Dame Dehra was first elected as a Member of Parliament for Londonderry, as Dehra Chichester (which she was known as prior to her second marriage in 1928), in the Northern Ireland general election, 1921. She stood down at the 1929 election but was again elected in the 1933 election for the South Londonderry constituency following the death of her son-in-law, and served until her resignation on 15 June 1960.
From her re-election in 1933 until her retirement in 1960, Dame Dehra faced opposition only once. During the 1949 Northern Ireland General Election, with anti-partition agitation a common theme across the region, she was opposed in South Londonderry by a Nationalist Party candidate, T.B. Agnew, whom she defeated.
She was a Parliamentary Secretary to the Ministry of Education from 1 December 1937 to 15 March 1944. Dame Dehra was also Chair of the Northern Ireland General Health Services Board from 1948 to 1949. She served as Minster of Health and Local Government from 26 August 1949 to 13 March 1957 and became a member of the Privy Council of Northern Ireland in 1949.
Her promotion to the Cabinet under Viscount Brookeborough was part of his reforming premiership; his predecessor having been criticised for appointing very elderly members to Cabinet. She was the first woman to serve in the Northern Ireland Cabinet.

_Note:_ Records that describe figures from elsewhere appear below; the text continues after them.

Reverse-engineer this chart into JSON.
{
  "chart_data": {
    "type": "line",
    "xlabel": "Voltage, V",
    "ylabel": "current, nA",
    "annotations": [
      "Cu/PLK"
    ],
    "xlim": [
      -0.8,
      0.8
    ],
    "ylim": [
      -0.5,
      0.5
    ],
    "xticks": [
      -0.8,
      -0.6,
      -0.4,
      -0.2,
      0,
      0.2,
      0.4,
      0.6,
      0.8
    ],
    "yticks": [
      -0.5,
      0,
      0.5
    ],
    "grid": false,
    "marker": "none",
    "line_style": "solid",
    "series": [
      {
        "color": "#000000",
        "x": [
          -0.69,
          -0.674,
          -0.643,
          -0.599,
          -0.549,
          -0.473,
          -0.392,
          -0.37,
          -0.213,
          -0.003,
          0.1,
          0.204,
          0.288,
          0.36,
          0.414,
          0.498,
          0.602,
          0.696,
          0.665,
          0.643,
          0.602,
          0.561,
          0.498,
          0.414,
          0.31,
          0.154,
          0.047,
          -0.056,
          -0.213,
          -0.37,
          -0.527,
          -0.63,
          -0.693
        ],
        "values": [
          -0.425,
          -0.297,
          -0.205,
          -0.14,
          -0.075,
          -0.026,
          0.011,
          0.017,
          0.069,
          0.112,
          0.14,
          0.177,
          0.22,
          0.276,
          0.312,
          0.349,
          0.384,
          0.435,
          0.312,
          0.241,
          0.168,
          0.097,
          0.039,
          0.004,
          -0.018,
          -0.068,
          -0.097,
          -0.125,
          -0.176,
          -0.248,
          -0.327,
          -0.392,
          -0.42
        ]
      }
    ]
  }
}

Outside of parliamentary activities Dame Dehra was a long-serving local councillor on Magherafelt rural district council, president of both the Northern Ireland Physical Training Association and the Girls' Training Corps, chairman of the Ancient Monuments Advisory Committee, and chairman and later president of the Council for the Encouragement of Music and the Arts in the province.
She died at her home, Shanemullagh House, Castledawson, County Londonderry, on 28 November 1963, aged 81. She was interred two days later in the grounds of Christ Church, Castledawson.
Her grandson, James Chichester-Clark, was elected unopposed at the by-election caused by her resignation in 1960.